雨过天晴,可惜时近傍晚,看不到青天,只有紫红紫红的一片。辅佐奥修特尔的大和史上最年轻殿学士阁下过了来,高举法杖,念念有词。 “这叫茜空。” 被这位殿学士嫌弃没文化,已经是理所当然不痛不痒的事情。再者,殿学士对着奥修特尔施法,烘干奥修特尔浑身上下,全为奥修特尔好,所谓刀子嘴豆腐心,想来奥修特尔也只有乖乖听话默默记下的立场。他从识字起就受对方诸多关照了。学海无涯,活到老,学到老,随时随地聆听教诲。 接着有传令来报,说在垒固河岸时从河里捞到个人。传令在一军统领前心神不宁的样子,几次三番窥探奥修特尔身边的殿学士,直到奥修特尔都奇怪了。 “你跟他认识?” “……回禀大人,此人出身帝都,以前随名唤‘右近’之人结党行事。” “猫音妹妹!” 走农村包围城市路线的奥修特尔这逆袭的一路上沿途吸收不少义军佣兵,到帝都时加上仍愿跟随的近卫军检非违使旧部,这才有了相对的人多势众。现在奥修特尔身边出现一两个市井民众,不足为奇。 “这是有话要跟你说呐。” 猫音往奥修特尔身后退一步,奥修特尔转过头去看,这时那个传令接着刚才喊喵音的亲热劲继续大声禀报。 “捡到了一个人,那个人、就是你哥啊!” “快去吧,还不快去看看?”依旧面朝猫音的奥修特尔顺势拍了下猫音肩膀,鼓励道,“我随后就到,你先去。” 揪住奥修特尔背后衣料的猫音,不多久还是松开手,随也来通知这一情况的同乡少年,跟着传令走了。 奥修特尔说的“随后”,不是“马上”、“立刻”。
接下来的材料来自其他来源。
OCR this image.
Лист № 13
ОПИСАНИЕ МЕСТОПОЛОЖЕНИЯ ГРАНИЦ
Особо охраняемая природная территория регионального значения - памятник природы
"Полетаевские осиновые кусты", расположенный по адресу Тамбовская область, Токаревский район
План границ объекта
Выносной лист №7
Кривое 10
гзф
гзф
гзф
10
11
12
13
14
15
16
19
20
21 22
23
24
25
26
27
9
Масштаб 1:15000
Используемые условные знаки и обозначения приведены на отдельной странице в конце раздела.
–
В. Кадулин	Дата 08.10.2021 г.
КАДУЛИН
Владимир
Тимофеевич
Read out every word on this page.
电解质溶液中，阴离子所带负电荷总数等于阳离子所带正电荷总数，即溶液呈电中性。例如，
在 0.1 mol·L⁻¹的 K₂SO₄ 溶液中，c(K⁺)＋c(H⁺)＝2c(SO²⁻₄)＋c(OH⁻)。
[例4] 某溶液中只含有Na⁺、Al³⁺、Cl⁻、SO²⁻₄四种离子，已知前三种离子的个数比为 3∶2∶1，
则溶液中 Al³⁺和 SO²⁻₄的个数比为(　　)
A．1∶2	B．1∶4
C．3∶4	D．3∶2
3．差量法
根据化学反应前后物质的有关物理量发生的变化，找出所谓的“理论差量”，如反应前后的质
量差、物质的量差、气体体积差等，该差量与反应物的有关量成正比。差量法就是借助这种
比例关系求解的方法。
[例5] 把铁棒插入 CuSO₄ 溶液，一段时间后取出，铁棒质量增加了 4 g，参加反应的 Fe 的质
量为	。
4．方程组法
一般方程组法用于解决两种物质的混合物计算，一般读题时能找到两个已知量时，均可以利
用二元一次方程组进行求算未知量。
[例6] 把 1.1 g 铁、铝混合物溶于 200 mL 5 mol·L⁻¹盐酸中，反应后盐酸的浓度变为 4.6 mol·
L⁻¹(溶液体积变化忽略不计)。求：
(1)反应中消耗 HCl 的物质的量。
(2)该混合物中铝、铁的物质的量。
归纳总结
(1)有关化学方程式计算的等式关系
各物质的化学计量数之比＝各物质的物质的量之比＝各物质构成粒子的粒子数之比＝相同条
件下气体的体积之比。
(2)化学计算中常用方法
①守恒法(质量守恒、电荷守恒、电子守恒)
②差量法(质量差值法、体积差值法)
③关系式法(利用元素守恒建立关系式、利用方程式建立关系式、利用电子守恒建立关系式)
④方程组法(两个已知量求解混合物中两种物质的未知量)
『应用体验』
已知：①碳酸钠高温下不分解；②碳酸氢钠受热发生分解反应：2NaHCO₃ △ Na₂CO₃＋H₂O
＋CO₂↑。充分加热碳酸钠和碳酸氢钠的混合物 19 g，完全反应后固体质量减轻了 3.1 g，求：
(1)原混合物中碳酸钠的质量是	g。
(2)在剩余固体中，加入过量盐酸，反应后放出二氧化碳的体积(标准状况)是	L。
情有可原。这种情况下,是该梳理一下复杂局面,先作内心准备。 “就算那家伙的小弟看走眼,跟他结拜过的裘鲁总不可能认错。” 然而,这就有了蹊跷。 “如果真的是那个人,那现在这里的这个人,又是谁?” 奥修特尔自言自语,摘下假面,露出四下无人时才敢显现的真面目。 现在在这里的是谁。 能回答这个问题的人并不在场。根本就是再也不会出场。于是奥修特尔启唇咬住假面犄角尖这个动作,看上去就是他在得知题目无解时发泄遗憾。

(もう会えないって、知ってるよ)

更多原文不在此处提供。